Despite only two projects, HCS has built a surprisingly wide network of 38 unique partners across 10 countries, indicating they joined large, multi-partner RIA consortia. Their network is European in scope, though their on-the-ground patient access is specifically rooted in Greece.
What sets them apart
HCS occupies a rare position in EU health research: a nationally recognized cancer NGO with direct access to patient communities, clinical networks, and cancer-specific advocacy infrastructure in Greece — a combination that technical or academic partners simply cannot replicate. For any consortium building an AI, imaging, or data-driven cancer solution, HCS provides the ethical, patient-facing, and disease-specific grounding that turns a prototype into something deployable. They also bring credibility for patient consent and data donation frameworks, which are increasingly critical in health AI projects under GDPR.

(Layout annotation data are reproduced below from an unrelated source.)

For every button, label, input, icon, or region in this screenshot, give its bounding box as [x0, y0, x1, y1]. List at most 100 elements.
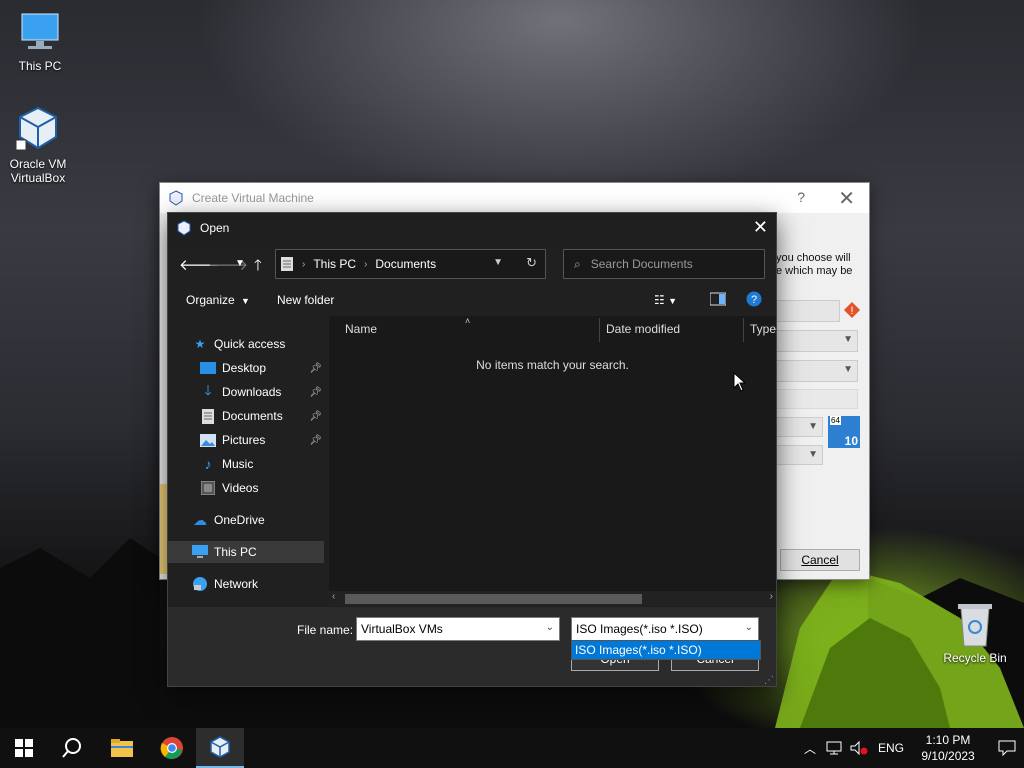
new-folder-button[interactable]: New folder [277, 293, 334, 307]
search-box[interactable]: ⌕ Search Documents [563, 249, 765, 279]
chevron-down-icon: ▼ [241, 296, 250, 306]
os-type-badge: 64 10 [828, 416, 860, 448]
recycle-bin-desktop-icon[interactable]: Recycle Bin [935, 600, 1015, 665]
open-dialog-titlebar: Open ✕ [168, 213, 776, 243]
type-combo[interactable]: ▼ [776, 417, 823, 437]
scroll-left-icon[interactable]: ‹ [332, 591, 335, 602]
nav-documents[interactable]: Documents 📌︎ [168, 405, 324, 427]
wizard-description: you choose will e which may be [776, 252, 852, 278]
up-arrow-icon[interactable]: 🡑 [254, 255, 262, 280]
column-separator [743, 318, 744, 342]
file-name-input[interactable]: VirtualBox VMs ⌄ [356, 617, 560, 641]
create-vm-cancel-button[interactable]: Cancel [780, 549, 860, 571]
monitor-icon [21, 13, 59, 49]
virtualbox-taskbar-button[interactable] [196, 728, 244, 768]
nav-downloads[interactable]: 🡓 Downloads 📌︎ [168, 381, 324, 403]
organize-button[interactable]: Organize ▼ [186, 293, 250, 307]
help-button[interactable]: ? [797, 189, 805, 205]
file-explorer-button[interactable] [98, 728, 146, 768]
file-list[interactable]: ˄ Name Date modified Type No items match… [329, 316, 776, 591]
start-button[interactable] [0, 728, 48, 768]
close-create-vm-button[interactable]: ✕ [838, 186, 855, 211]
chrome-button[interactable] [148, 728, 196, 768]
vm-name-field[interactable] [776, 300, 840, 322]
view-options-icon[interactable]: ☷ ▼ [654, 293, 677, 307]
iso-image-combo[interactable]: ▼ [776, 360, 858, 382]
virtualbox-desktop-icon[interactable]: Oracle VM VirtualBox [0, 104, 78, 185]
wizard-text-line2: e which may be [776, 265, 853, 277]
notifications-icon[interactable] [998, 740, 1016, 756]
version-combo[interactable]: ▼ [776, 445, 823, 465]
network-icon [192, 576, 208, 592]
file-type-option[interactable]: ISO Images(*.iso *.ISO) [571, 640, 761, 660]
refresh-icon[interactable]: ↻ [526, 255, 537, 271]
nav-label: This PC [214, 545, 257, 559]
edition-combo[interactable] [776, 389, 858, 409]
svg-text:!: ! [850, 305, 853, 317]
column-type[interactable]: Type [750, 322, 776, 336]
chevron-down-icon[interactable]: ⌄ [546, 622, 554, 633]
network-status-icon[interactable] [826, 741, 842, 755]
language-indicator[interactable]: ENG [878, 741, 904, 755]
preview-pane-icon[interactable] [709, 292, 727, 309]
create-vm-titlebar: Create Virtual Machine ? ✕ [160, 183, 869, 213]
taskbar: ︿ ENG 1:10 PM 9/10/2023 [0, 728, 1024, 768]
breadcrumb-this-pc[interactable]: This PC [313, 257, 356, 271]
pin-icon: 📌︎ [309, 434, 322, 446]
nav-label: Quick access [214, 337, 286, 351]
this-pc-label: This PC [18, 59, 62, 73]
svg-text:?: ? [751, 294, 757, 306]
command-toolbar: Organize ▼ New folder ☷ ▼ ? [168, 285, 776, 315]
search-placeholder: Search Documents [590, 257, 693, 271]
scrollbar-thumb[interactable] [345, 594, 642, 604]
pin-icon: 📌︎ [309, 386, 322, 398]
address-bar[interactable]: › This PC › Documents ▼ ↻ [275, 249, 546, 279]
pictures-icon [200, 432, 216, 448]
file-type-select[interactable]: ISO Images(*.iso *.ISO) ⌄ [571, 617, 759, 641]
nav-label: Videos [222, 481, 259, 495]
music-icon: ♪ [204, 456, 212, 472]
column-date-modified[interactable]: Date modified [606, 322, 680, 336]
clock[interactable]: 1:10 PM 9/10/2023 [916, 732, 980, 764]
vm-folder-combo[interactable]: ▼ [776, 330, 858, 352]
empty-folder-message: No items match your search. [476, 358, 629, 372]
folder-icon [111, 739, 133, 757]
help-icon[interactable]: ? [746, 291, 762, 310]
chevron-down-icon: ▼ [808, 449, 818, 460]
nav-this-pc[interactable]: This PC [168, 541, 324, 563]
nav-desktop[interactable]: Desktop 📌︎ [168, 357, 324, 379]
breadcrumb-documents[interactable]: Documents [375, 257, 436, 271]
nav-music[interactable]: ♪ Music [168, 453, 324, 475]
open-file-dialog: Open ✕ 🡐 🡒 ▼ 🡑 › This PC › Documents ▼ ↻… [167, 212, 777, 687]
wizard-text-line1: you choose will [776, 252, 851, 264]
nav-network[interactable]: Network [168, 573, 324, 595]
open-dialog-title: Open [200, 221, 230, 235]
close-dialog-button[interactable]: ✕ [753, 217, 768, 238]
sort-ascending-icon: ˄ [465, 316, 471, 326]
nav-quick-access[interactable]: ★ Quick access [168, 333, 324, 355]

Highlights from their portfolio
- INCISIVELargest funding received (EUR 406,250) and most technically ambitious — an AI/XAI cancer imaging toolbox combining federated learning, blockchain, and health data interoperability across multiple cancer types.
- TackSHSShows HCS's earlier public health roots in tobacco harm research, establishing their credibility in cancer-risk epidemiology before pivoting to digital health AI.